The Butler now has the concept of a repository index that people can use to lookup a memorable label and be returned a URI to the relevant butler repository.
For this to work the user’s site must define the environment variable DAF_BUTLER_REPOSITORY_INDEX
to point to a URI (can be file system path or S3 URI etc) of a YAML (or JSON) file containing a simple dict mapping of label to URI.
For example:
latiss: "/repo/main"
lsstcam: "/repo/main"
dc22: "/repo/dc2.2i"
You can then do something like:
from lsst.daf.butler import Butler
butler = Butler(Butler.get_repo_uri("latiss"))
and not have to remember where the recommended LATISS butler repository is located. This same code will work wherever someone has defined a default repository location for “latiss”.
You can list all known repos with:
print(Butler.get_known_repos())
None of this works though without us writing those YAML index files.
Ideally we’d ue the same label for the (conceptually) same set of data everywhere.
On IDF you could imagine a label of “dp01” and “dp02” and “dp0” with the latter changing from dp0.1 to dp0.2 when dp0.2 comes out.
At NCSA we have /repo/main
as a repository with HSC and LSST data in it but the summit does not have such a thing. It therefore might make more sense for per instrument labels to point to the same repository so if you want LATISS data you’ll always end up in the best repository for LATISS.

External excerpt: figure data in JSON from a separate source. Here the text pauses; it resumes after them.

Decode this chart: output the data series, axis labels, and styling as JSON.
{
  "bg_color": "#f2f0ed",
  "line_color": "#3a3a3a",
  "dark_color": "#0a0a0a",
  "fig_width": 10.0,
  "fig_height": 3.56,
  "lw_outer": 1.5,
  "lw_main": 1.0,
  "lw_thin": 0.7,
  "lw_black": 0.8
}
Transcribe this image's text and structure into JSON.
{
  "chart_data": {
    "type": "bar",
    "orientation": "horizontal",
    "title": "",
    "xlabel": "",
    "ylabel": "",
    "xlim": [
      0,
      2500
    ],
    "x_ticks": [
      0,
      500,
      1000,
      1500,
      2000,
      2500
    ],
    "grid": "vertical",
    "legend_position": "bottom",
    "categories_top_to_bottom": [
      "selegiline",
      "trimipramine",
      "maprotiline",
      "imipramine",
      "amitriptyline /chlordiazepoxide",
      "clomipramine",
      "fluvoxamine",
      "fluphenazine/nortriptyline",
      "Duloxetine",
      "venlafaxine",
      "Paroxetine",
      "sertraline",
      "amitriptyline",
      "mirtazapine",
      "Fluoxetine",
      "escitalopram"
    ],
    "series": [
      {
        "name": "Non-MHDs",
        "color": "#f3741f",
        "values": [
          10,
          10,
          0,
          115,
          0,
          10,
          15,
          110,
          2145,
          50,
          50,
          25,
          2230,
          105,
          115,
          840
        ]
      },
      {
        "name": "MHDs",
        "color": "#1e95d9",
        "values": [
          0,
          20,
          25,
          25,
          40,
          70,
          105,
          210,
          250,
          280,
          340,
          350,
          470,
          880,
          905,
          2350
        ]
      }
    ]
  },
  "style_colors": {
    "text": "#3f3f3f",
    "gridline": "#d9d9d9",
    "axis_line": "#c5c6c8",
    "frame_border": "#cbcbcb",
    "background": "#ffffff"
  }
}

What people choose for these labels is out of my hands but we can discuss on this ticket.
In particular I imagine @hsinfang , @yusra , @jbosch, and @merlin will have opinions on whether the same labels should work at NCSA and summit and how much IDF should conform.
Once we know the names I can make a ticket for each site for someone to implement the creation of the file and the setting of the environment variable.